I know what it feels like to have apples all over the bottom of your bare feet because you can’t walk in your grandmother’s yard without stepping on at least a dozen. My son knows what it feels like to have mud caked so thick on the bottom of your shoes because everything’s just so wet all the time. I remember family trips to Florida, driving some 15 hours down the highway and sleeping in the back of the van only to wake up surrounded by wind, palm trees, and so much ocean you can’t stop seeing it. My son will remember family trips to the Oregon coast, making sure we’ve packed a sweater, raincoat, boots, sandals, t-shirt, jeans, shorts, and a light jacket each (because who knows what the weather will do).

We so far have a few childhood experiences in common — for instance, our family spends a lot of time in arcades and as a child I was something of an air hockey master — but I’m only beginning to understand just how different our tales of our individual childhoods and adolescence will be. There will be references my son just won’t get, because he probably won’t have the experience to go with them. Like, why would I have to drive two hours one-way to get to the nearest amazing concert venue a few times a year when bands he likes actually come to the town he lives in? For him, he’ll probably have his pick of in-town venues any night of the week.

I wonder if this is true for all parent-child relationships, even for those who are raising their kids in the same place they grew up (which is where their parents grew up, which is where their parents grew up)… or not? I’ve often heard that you can’t go home again, but it’s never occurred to me that I couldn’t take my kid there.

Comments on How will my kid’s childhood be different from my own?

  1. I completely understand this. As my husband and I contemplate children, I am forced to realize they won’t have my suburban midwestern experience. They won’t spend the summer biking to the neighborhood pool and chowing down on otter pops to stay cool. They won’t know the joy of a great road trip crossing five states. No marching band. And a hundred other things. Instead they will have a childhood much more similar to my husband’s Alaskan childhood (where we live). It will be awesome, just a different kind of awesome.

  2. This is a thing my husband and I think about, too. Our first is due in August. He’s from the south and I’m from Boston and we live in metro DC, which is unlike the places either of us personally know and expected to raise kids in. And then of course there’s the whole thing where the world itself has changed–we got our first computer, a big clunky thing with an amber and black monitor, when I was in kindergarten, and camcorders came along later in my childhood and were only for the families of kids with lots of money. Meanwhile our kid will be born into a world where mom and dad both have smartphones in their pockets even during labor and delivery. (Of course, my pocket won’t actually be on my person at the time, but that’s a separate issue hehe.)

    Ultimately, many things will be the same–I will make blueberry pancakes, one of us will take our kid to the library every Saturday, we’ll get him/her a bicycle when s/he’s old enough–but yeah, I find myself surprised to realize that the world I always thought I’d have and raise a kid in is a world very far away from the one I live in, in many different ways.

  3. Definitely true. The experience your child has will be different even if you were to raise them in the same house you grew up in!
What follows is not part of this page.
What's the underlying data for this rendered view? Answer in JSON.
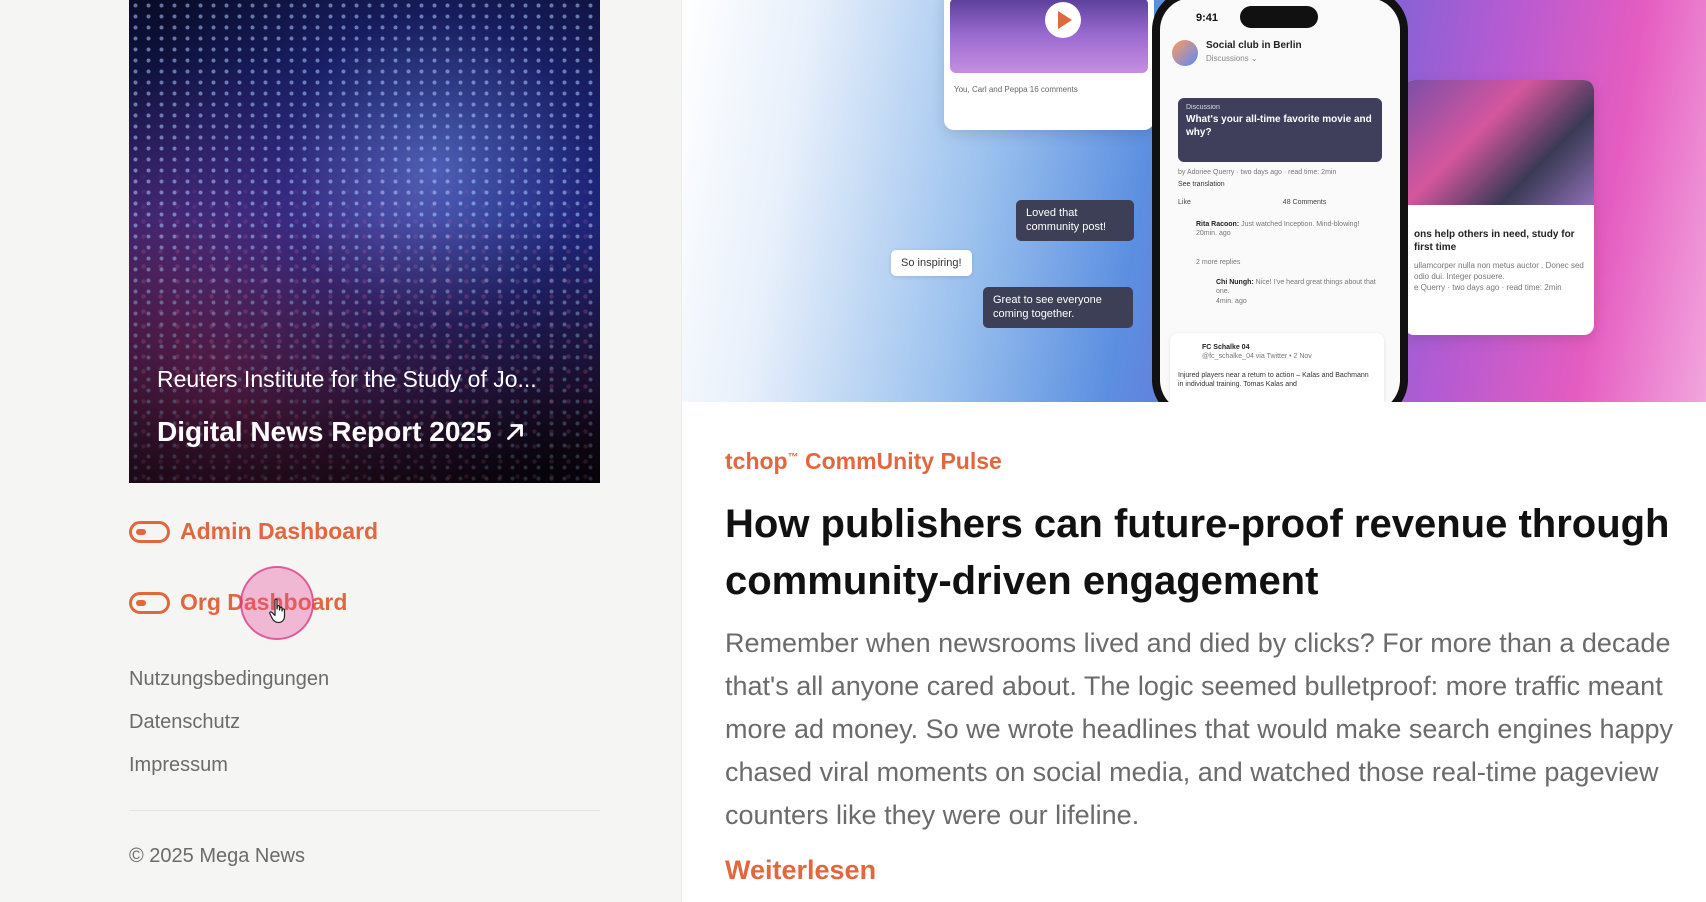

    I notice it more the other way. I’ve noticed a few times my mother making assumptions about experiences I’ve had. She sometimes seems to forget that I didn’t grow up the way she did. I didn’t grow up Catholic, for example. She did and she made the choice not to raise me that way, but then when I express ideas about religion it often startles her.

    She’s said things a few times that make it clear that she often forgets that her experiences growing up were very different from mine.